Are you in a position to distinguish what you every deliver to the work — your particular person qualities, colours or strengths as screenwriters?

At the beginning, it was straightforward to distinguish what elements of the script we have been every accountable for. For occasion, I used to be largely writing the feminine characters and director Park would write the motion sequences. But ultimately, the boundaries grew to become much more blurred, and now it’s very exhausting to inform who wrote what. There are strains that appear like director Park should have written them, however they really got here from me. And conversely, there are strains from the feminine characters that you’d suspect got here from me however which have been truly director Park’s. And there are lots of strains that got here from each of us as a result of we every tweaked them subtly alongside the best way.

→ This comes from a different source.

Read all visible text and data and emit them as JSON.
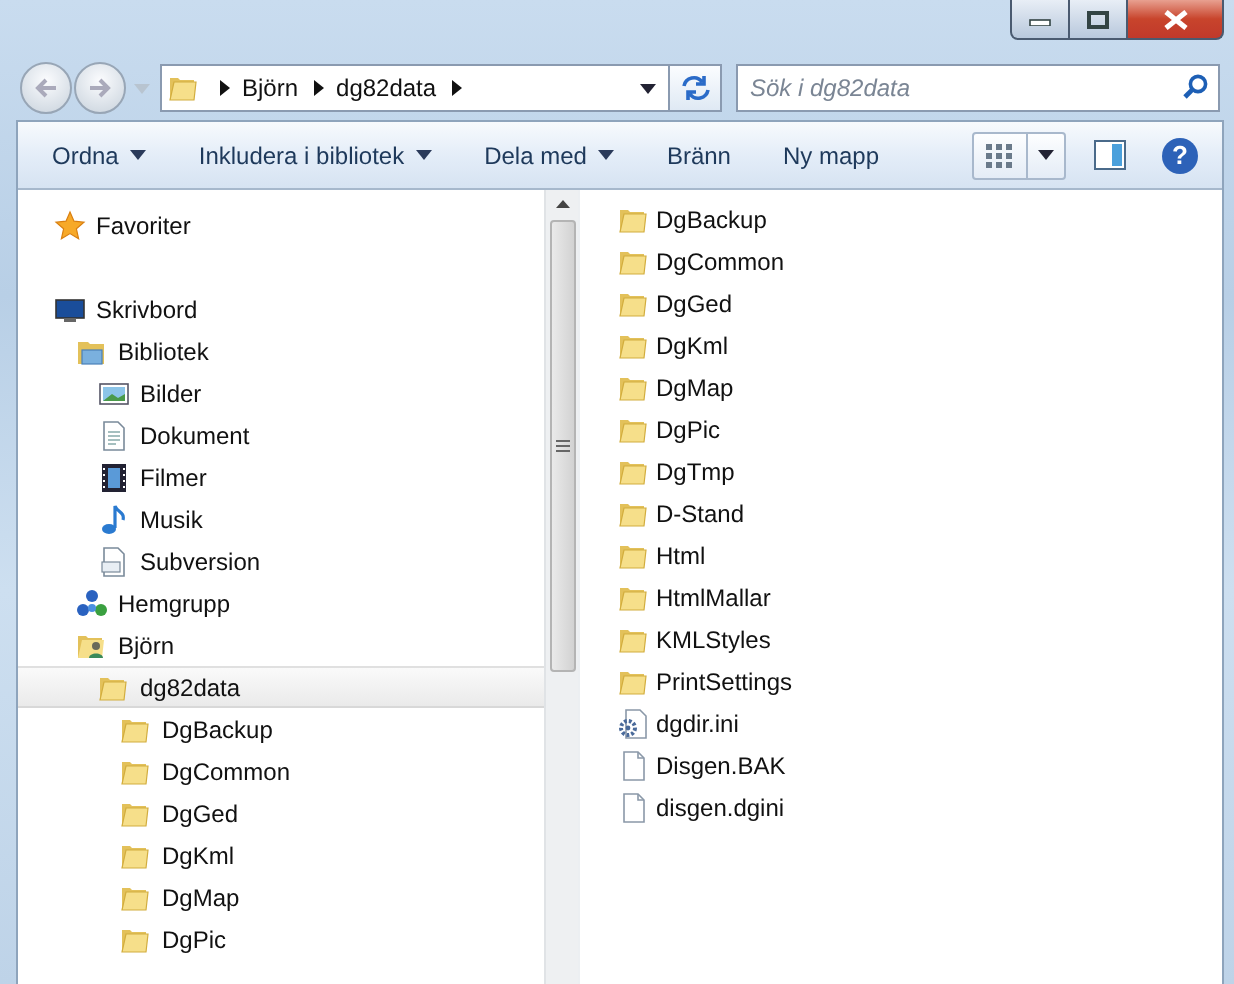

The final time I spoke with director Park, he advised me that once I converse with you, I ought to be conscious that you simply usually say issues in interviews simply to tease him. He virtually appeared to be warning me upfront that I ought to doubt you!

(Laughs.) Well, let me put it this fashion: When we first began working collectively, I thought of our relationship to be that of a boss and an worker. Later, it began to really feel like we have been spending most of our time within the workspace collectively simply chitchatting, and it started to really feel like an actual friendship quite than simply one other work relationship. Now, at this level, we’re usually spending even our holidays working collectively, and I really feel like I’ve way back observed all the pieces there’s to discover about him — the various good issues and, of course, the unhealthy issues, which I tease him about. You may say we’ve reached the stage the place we’re like household. So it’s true: When we’re onstage at occasions collectively in Korea, I like to play just a little aggressive and tease him in entrance of the group. But it solely makes them applaud him all of the extra as a result of of course he’s very elegant and gracious about all of it. So, then I’ve to tease him much more. (Laughs.)

You know, in Korean society, there’s a powerful cultural expectation of respect to your elders, so since director Park is each my elder and such a globally esteemed determine within the movie trade, I feel persons are at all times entertained to see me give him just a little exhausting time. It’s like we’re a comedy duo.

Interview edited for size and readability.